Meğer seviyorken ayrılıklara hüküm giymişim...
Umuda gülümserken
yenik düşmüştüm uçurum gölgelerinde. Sesini yitirmiş rüzgar gibi kilit
vurdum dudaklarıma. Zamanı ayrılığın durgun anılarına kurup her sabah
yalnızlığa uyandım. Ellerimle ektiğim sevda fidelerini tek tek kanlı ve
ihanet görmüş yüreğimle " ben " yoldum. Bir gün sevdanın meyvesini
verecek zannettiğim fideler şimdi ayrılığın en büyük ödülü olarak
yüreğimin arka bahçesinde solmayı bekliyorlar. Kör bıçakları
kirpiklerimde bileyip yüreğime kanlı pusular kurdum. Yüreğimin etrafına
dikenli tellerle çevirdim. Kimse acılarıma ve düşleri çalınmış
yarınlarıma ortak olmamalıydı. Kimse benim için ağlamamalıydı. Düşsem de
uçurumlara , ezilmiş dizlerimle kendim çıkmalıydım aydınlığa.
Yaralarıma
merhem diye gözlerini sürecekken nice ayrılık tokatları yedim yüreğime
savrulmuş. Günahlarına yüreğimi rehin verecekken yapmacık gülüşlerin
ardına gizlenmiş kurşunları göğsümde dikenli gül bildim. Yenilmiştim ve
ezilmiştim. Ruhumda hep kendimi sorguladım. Kalemini kırdım yüreğimin.

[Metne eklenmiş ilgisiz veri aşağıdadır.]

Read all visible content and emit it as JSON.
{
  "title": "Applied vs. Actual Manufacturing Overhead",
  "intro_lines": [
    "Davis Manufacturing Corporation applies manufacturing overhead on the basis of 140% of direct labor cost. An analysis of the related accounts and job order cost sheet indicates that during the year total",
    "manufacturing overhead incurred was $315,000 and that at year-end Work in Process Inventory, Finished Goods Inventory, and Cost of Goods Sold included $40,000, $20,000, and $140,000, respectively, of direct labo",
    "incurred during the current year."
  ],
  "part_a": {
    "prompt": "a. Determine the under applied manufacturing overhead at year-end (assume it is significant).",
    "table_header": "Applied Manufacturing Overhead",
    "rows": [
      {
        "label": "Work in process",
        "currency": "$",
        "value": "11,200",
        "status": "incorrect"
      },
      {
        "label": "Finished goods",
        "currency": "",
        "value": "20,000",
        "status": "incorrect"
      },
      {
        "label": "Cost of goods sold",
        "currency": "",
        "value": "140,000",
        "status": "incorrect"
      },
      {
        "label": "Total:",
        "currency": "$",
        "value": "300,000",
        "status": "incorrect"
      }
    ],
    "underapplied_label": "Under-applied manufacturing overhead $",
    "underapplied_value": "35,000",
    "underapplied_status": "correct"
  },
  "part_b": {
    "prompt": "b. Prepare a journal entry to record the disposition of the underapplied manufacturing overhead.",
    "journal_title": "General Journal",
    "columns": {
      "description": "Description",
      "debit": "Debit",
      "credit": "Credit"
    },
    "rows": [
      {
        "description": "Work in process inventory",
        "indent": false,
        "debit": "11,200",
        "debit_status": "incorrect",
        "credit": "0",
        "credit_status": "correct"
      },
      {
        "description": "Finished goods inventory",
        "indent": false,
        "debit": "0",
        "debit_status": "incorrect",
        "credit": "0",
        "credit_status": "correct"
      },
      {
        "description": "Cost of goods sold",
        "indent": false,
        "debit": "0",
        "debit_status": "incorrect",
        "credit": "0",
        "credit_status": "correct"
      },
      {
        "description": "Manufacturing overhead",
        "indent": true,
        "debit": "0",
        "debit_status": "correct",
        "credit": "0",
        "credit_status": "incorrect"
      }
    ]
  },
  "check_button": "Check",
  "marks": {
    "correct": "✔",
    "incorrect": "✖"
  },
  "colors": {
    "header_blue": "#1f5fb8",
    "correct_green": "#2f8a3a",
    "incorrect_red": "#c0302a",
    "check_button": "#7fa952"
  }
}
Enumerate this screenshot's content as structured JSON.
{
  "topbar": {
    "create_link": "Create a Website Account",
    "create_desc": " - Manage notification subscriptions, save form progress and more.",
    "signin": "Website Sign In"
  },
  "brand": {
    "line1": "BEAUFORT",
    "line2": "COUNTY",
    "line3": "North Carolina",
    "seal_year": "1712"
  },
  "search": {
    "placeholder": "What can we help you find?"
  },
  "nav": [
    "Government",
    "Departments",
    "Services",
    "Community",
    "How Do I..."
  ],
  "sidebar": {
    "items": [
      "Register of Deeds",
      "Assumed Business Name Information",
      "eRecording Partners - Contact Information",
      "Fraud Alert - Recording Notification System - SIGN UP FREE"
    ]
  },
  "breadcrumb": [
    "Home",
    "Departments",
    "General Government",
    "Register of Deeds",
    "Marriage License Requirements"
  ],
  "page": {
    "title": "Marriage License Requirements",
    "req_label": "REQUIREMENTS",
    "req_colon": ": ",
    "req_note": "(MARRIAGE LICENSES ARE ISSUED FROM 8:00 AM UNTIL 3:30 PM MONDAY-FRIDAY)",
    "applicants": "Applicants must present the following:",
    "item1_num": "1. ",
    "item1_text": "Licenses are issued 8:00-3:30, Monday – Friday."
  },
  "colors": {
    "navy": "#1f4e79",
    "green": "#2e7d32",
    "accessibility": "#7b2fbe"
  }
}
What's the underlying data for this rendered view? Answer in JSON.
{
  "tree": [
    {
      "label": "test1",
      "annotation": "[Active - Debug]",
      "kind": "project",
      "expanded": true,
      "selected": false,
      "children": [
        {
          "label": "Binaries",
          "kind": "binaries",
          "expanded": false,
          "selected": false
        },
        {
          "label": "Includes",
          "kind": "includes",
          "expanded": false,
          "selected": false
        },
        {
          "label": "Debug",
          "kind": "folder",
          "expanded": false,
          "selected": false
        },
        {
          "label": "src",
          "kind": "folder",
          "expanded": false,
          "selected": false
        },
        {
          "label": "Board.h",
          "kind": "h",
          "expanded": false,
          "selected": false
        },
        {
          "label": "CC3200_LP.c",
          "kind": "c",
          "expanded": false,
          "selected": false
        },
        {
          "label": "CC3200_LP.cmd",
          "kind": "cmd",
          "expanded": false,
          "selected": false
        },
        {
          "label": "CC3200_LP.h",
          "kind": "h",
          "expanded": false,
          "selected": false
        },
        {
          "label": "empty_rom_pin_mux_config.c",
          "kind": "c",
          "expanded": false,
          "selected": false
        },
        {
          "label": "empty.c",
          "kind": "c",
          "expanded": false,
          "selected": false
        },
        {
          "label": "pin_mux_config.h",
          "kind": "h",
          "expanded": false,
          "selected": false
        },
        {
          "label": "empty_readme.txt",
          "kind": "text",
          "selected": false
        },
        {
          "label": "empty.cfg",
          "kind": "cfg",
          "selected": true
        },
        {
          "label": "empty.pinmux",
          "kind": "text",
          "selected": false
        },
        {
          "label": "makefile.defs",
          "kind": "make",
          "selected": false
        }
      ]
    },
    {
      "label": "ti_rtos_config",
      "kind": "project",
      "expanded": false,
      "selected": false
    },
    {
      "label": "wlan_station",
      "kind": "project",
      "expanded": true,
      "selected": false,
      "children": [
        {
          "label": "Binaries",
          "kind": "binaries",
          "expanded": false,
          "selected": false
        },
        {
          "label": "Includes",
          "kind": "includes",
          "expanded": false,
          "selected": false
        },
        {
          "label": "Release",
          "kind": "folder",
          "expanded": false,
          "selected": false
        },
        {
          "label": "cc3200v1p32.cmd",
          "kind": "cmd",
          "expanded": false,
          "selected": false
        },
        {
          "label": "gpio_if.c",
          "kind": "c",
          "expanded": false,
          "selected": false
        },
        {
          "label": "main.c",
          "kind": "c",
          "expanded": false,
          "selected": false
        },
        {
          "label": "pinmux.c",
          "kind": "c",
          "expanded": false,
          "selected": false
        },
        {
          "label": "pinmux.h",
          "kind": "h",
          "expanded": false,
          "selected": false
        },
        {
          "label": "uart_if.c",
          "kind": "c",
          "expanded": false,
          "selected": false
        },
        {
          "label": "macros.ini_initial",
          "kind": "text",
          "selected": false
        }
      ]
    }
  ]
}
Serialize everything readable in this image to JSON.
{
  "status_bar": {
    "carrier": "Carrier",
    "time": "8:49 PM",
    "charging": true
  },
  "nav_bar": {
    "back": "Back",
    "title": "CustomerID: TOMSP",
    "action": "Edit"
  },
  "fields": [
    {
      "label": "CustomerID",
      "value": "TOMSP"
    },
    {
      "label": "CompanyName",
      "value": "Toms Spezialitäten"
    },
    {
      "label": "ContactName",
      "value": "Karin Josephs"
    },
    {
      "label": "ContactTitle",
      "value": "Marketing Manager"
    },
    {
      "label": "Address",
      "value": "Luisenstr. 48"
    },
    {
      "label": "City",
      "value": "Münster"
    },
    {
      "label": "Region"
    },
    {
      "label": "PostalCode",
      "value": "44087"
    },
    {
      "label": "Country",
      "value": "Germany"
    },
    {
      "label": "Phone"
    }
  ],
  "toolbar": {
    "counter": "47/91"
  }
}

Suç benimdi oysa; cünkü kırık dökük sevda teknesiyle ve yarım bedeninle
hırçın denizlerde ne işim vardı benim ? Hakkım olmayan sevmeyi bu kadar
neden istemiştim ? Evet, suçum sabitti..Cezama razı olup suskunlugun
elbisesini giyindim üzerime. Ansızın celladın gölgesine yıkılmamak için
kilit vurdum gönlüme...
Hiçbir zaman " gideni " suçlamadım.Suçu
sabitken bile adını ihanet cümleleriylw anmadım. Gitse de onu hala
sevdiğimden değil. Çünkü " O " yüreğimde ölmüştü.Kendi silahıyla "
yüregini " şakağından vurup sevda kitabında ölmüştü. Ve bizim sevda
kitabımızda ölenlerin ardından tek bir kelime edilmezdi. Tek bir cümle
kurmadım gidenin ardından.." O "artık ölmüştü.